Miscellaneous ocular agents:
Indications for LUXTURNA:
Treatment of biallelic RPE65 mutation-associated retinal dystrophy.
Adults and Children:
Must have viable retinal cells as determined by physician. Give as subretinal inj. <12mos: not recommended. ≥12mos: 1.5x1011 vg (total 0.3mL) for each eye; separate injs to each eye by ≥6 days. Start oral corticosteroid regimen 3 days prior to Luxturna inj in first eye: give equivalent to prednisone 1mg/kg/day (max 40mg/day) for 7 days and taper dose for the next 10 days; apply same regimen for second eye.

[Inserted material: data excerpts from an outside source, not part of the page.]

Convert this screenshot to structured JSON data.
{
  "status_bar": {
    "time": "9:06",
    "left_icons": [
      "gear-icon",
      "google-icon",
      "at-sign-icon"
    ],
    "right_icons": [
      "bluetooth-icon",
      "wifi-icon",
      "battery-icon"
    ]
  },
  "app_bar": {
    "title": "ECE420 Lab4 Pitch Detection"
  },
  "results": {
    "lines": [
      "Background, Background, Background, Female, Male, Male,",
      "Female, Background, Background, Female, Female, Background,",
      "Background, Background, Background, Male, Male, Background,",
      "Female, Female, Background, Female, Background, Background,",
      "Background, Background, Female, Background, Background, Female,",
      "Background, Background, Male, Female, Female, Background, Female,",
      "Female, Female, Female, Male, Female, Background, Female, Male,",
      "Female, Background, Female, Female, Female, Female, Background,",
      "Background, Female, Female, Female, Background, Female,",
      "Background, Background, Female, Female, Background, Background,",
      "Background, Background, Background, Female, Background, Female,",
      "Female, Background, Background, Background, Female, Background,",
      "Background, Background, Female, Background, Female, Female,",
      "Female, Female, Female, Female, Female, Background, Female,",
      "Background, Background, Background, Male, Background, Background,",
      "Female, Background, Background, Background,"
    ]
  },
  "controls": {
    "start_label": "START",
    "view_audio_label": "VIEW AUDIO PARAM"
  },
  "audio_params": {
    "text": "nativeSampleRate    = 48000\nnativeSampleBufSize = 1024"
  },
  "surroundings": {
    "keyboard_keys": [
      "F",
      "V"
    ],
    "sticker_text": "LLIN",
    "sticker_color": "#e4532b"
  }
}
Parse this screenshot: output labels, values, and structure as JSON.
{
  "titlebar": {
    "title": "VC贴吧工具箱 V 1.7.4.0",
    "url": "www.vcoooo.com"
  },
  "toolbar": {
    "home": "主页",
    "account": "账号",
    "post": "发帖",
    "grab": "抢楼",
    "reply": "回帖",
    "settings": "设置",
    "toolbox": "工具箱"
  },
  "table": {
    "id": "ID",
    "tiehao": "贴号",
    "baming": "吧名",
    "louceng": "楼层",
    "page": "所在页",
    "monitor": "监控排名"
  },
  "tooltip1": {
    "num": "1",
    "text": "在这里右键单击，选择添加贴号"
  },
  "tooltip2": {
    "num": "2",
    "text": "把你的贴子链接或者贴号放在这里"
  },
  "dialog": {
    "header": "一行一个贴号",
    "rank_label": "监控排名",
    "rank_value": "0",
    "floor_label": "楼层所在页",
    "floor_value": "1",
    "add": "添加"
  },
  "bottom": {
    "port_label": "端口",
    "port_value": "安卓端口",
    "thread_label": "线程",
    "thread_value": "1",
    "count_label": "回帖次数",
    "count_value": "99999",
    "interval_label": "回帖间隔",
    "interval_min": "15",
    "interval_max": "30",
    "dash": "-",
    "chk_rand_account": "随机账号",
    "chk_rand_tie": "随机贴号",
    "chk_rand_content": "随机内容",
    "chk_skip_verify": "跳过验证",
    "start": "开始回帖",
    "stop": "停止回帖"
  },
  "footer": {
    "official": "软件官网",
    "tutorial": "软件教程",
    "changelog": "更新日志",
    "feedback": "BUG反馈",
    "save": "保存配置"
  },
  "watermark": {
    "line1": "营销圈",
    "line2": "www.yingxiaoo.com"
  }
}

Use aseptic technique. Do not inj in immediate vinicity of fovea. Monitor for infection, inflammation, visual disturbances, retinal abnormalities, intraocular pressure; manage appropriately. Avoid changes in altitude (eg, air travel, high elevations, scuba diving) until intraocular air bubble has completely dissipated. Elderly: not established. Pregnancy. Nursing mothers.
Adeno-associated virus vector-based gene therapy.
Conjunctival hyperemia, cataract, increased intraocular pressure, retinal tear, dellen, macular hole, subretinal deposits, eye inflammation/irritation/pain, maculopathy; endophthalmitis.